‘Teenage Mutant Ninja Turtles’ Movie Review

April 19, 2020

Nostalgia permits one to reflect on present tribulations with a halcyon past. It may, in the instance of Teenage Mutant Ninja Turtles, invoke a joy of an ostensibly simpler era of Walkman cassette tapes and the thrill of $10 large pepperoni pizzas. But from a more cinematic perspective, nostalgia harkens us to remember when commercial filmmaking had efforts at technical mastery – specifically in screenwriting and direction. In an era of filming before digital cameras, Teenage Mutant Ninja Turtles gives us an appreciation of reality through the active use of puppeteering and film extras instead of scripted computer graphics which bludgeon the audience with impossible and mostly nonsensical spectacle.


The film is rather short and sweet. It introduces us to a band of mutant ninja turtles living in sewers who constantly train under a similarly mutated rat sensei named Splinter.

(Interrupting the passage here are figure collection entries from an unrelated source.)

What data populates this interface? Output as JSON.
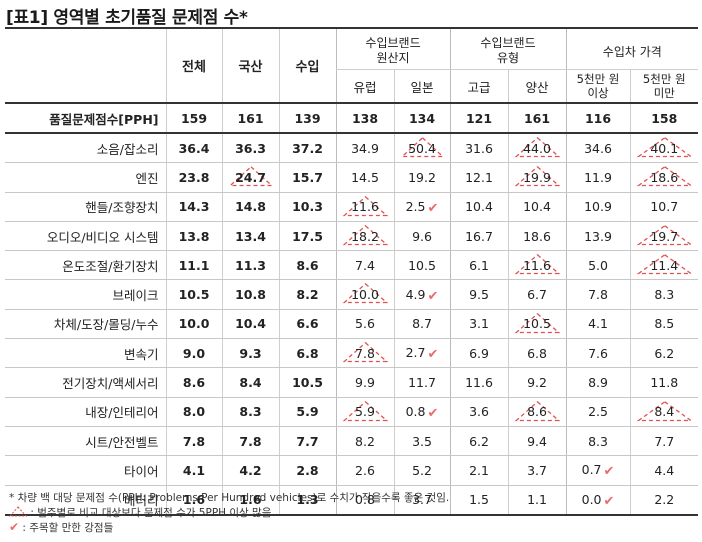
{
  "title": "[표1] 영역별 초기품질 문제점 수*",
  "headers": {
    "total": "전체",
    "domestic": "국산",
    "import": "수입",
    "group_origin": [
      "수입브랜드",
      "원산지"
    ],
    "group_type": [
      "수입브랜드",
      "유형"
    ],
    "group_price": "수입차 가격",
    "europe": "유럽",
    "japan": "일본",
    "premium": "고급",
    "mass": "양산",
    "price_high": [
      "5천만 원",
      "이상"
    ],
    "price_low": [
      "5천만 원",
      "미만"
    ]
  },
  "summary": {
    "label": "품질문제점수[PPH]",
    "values": [
      "159",
      "161",
      "139",
      "138",
      "134",
      "121",
      "161",
      "116",
      "158"
    ]
  },
  "rows": [
    {
      "label": "소음/잡소리",
      "values": [
        "36.4",
        "36.3",
        "37.2",
        "34.9",
        "50.4",
        "31.6",
        "44.0",
        "34.6",
        "40.1"
      ],
      "tri": [
        4,
        6,
        8
      ],
      "check": []
    },
    {
      "label": "엔진",
      "values": [
        "23.8",
        "24.7",
        "15.7",
        "14.5",
        "19.2",
        "12.1",
        "19.9",
        "11.9",
        "18.6"
      ],
      "tri": [
        1,
        6,
        8
      ],
      "check": []
    },
    {
      "label": "핸들/조향장치",
      "values": [
        "14.3",
        "14.8",
        "10.3",
        "11.6",
        "2.5",
        "10.4",
        "10.4",
        "10.9",
        "10.7"
      ],
      "tri": [
        3
      ],
      "check": [
        4
      ]
    },
    {
      "label": "오디오/비디오 시스템",
      "values": [
        "13.8",
        "13.4",
        "17.5",
        "18.2",
        "9.6",
        "16.7",
        "18.6",
        "13.9",
        "19.7"
      ],
      "tri": [
        3,
        8
      ],
      "check": []
    },
    {
      "label": "온도조절/환기장치",
      "values": [
        "11.1",
        "11.3",
        "8.6",
        "7.4",
        "10.5",
        "6.1",
        "11.6",
        "5.0",
        "11.4"
      ],
      "tri": [
        6,
        8
      ],
      "check": []
    },
    {
      "label": "브레이크",
      "values": [
        "10.5",
        "10.8",
        "8.2",
        "10.0",
        "4.9",
        "9.5",
        "6.7",
        "7.8",
        "8.3"
      ],
      "tri": [
        3
      ],
      "check": [
        4
      ]
    },
    {
      "label": "차체/도장/몰딩/누수",
      "values": [
        "10.0",
        "10.4",
        "6.6",
        "5.6",
        "8.7",
        "3.1",
        "10.5",
        "4.1",
        "8.5"
      ],
      "tri": [
        6
      ],
      "check": []
    },
    {
      "label": "변속기",
      "values": [
        "9.0",
        "9.3",
        "6.8",
        "7.8",
        "2.7",
        "6.9",
        "6.8",
        "7.6",
        "6.2"
      ],
      "tri": [
        3
      ],
      "check": [
        4
      ]
    },
    {
      "label": "전기장치/액세서리",
      "values": [
        "8.6",
        "8.4",
        "10.5",
        "9.9",
        "11.7",
        "11.6",
        "9.2",
        "8.9",
        "11.8"
      ],
      "tri": [],
      "check": []
    },
    {
      "label": "내장/인테리어",
      "values": [
        "8.0",
        "8.3",
        "5.9",
        "5.9",
        "0.8",
        "3.6",
        "8.6",
        "2.5",
        "8.4"
      ],
      "tri": [
        3,
        6,
        8
      ],
      "check": [
        4
      ]
    },
    {
      "label": "시트/안전벨트",
      "values": [
        "7.8",
        "7.8",
        "7.7",
        "8.2",
        "3.5",
        "6.2",
        "9.4",
        "8.3",
        "7.7"
      ],
      "tri": [],
      "check": []
    },
    {
      "label": "타이어",
      "values": [
        "4.1",
        "4.2",
        "2.8",
        "2.6",
        "5.2",
        "2.1",
        "3.7",
        "0.7",
        "4.4"
      ],
      "tri": [],
      "check": [
        7
      ]
    },
    {
      "label": "배터리",
      "values": [
        "1.6",
        "1.6",
        "1.3",
        "0.8",
        "3.7",
        "1.5",
        "1.1",
        "0.0",
        "2.2"
      ],
      "tri": [],
      "check": [
        7
      ]
    }
  ],
  "footnotes": {
    "note1": "* 차량 백 대당 문제점 수(PPH: Problems Per Hundred vehicles)로 수치가 작을수록 좋은 것임.",
    "note2": ": 범주별로 비교 대상보다 문제점 수가 5PPH 이상 많음",
    "note3": ": 주목할 만한 강점들"
  },
  "icons": {
    "triangle": "dashed-warning-triangle-icon",
    "check": "check-mark-icon"
  },
  "colors": {
    "triangle": "#e05050",
    "check": "#e96b6b",
    "rule": "#333333"
  }
}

Their joie de vivre stems from their adolescent innocence, which both provides for terrific comedy and also their commitment to justice in the back alleys of New York City. Media, here, is seen as pervasive as ever, where the on-screen television is an all-mighty cultural authority to direct righteousness onto Earth. Indeed, April, the lead actress, is a news reporter who irks the police for trying to understand a recent crime wave. Her run in and comfort with the turtles – over pepperoni pizza of course – commits her to solving the mystery as a team.


The director, Steve Barron, is impressive with his serious dramatization of a children’s comic and animated series. His cinematic grammar which provokes moments of airy suspension, are rendered moot with later film efforts which rely heavily on digital animation. Often times it is limitations imposed upon creativity which breathe a purer originality out of the necessity for simplicity. And that is what is missed most about pre-digital cinema. The screenplays and ultimately art produced have a focus on staging and story rather than razzle and dazzle. True, The Teenage Mutant Ninja Turtles is a linear story line. It has a generic three acts. But what flesh covers the scripting vertebrate is irreverent without a self-aware absurdity like we see with ironic fourth wall breaking which has grown to the point of tedium this century. It further affirms the pricelessness of family bonding – indeed as a critical resolution to the film’s ending – which is now voided in contemporary mass commercial art; as well as a clever depiction of the predestination of evil.


Yes, Shredder, the main villain, enjoys betrayal. He enjoys exploiting young people – including the ninja turtles. But, as Splinter poetically justifies, his conscience, which leads to his inevitable demise is one which is formed out of dishonorable deeds. The affirmation of life is one which forever is a choice between the two destinies, of honor and dishonor, of truth and falsehood, of light and dark. And it is a marvelous world to be reminded of that the choice of light is one of talking turtles named after Renaissance Men who love pizza.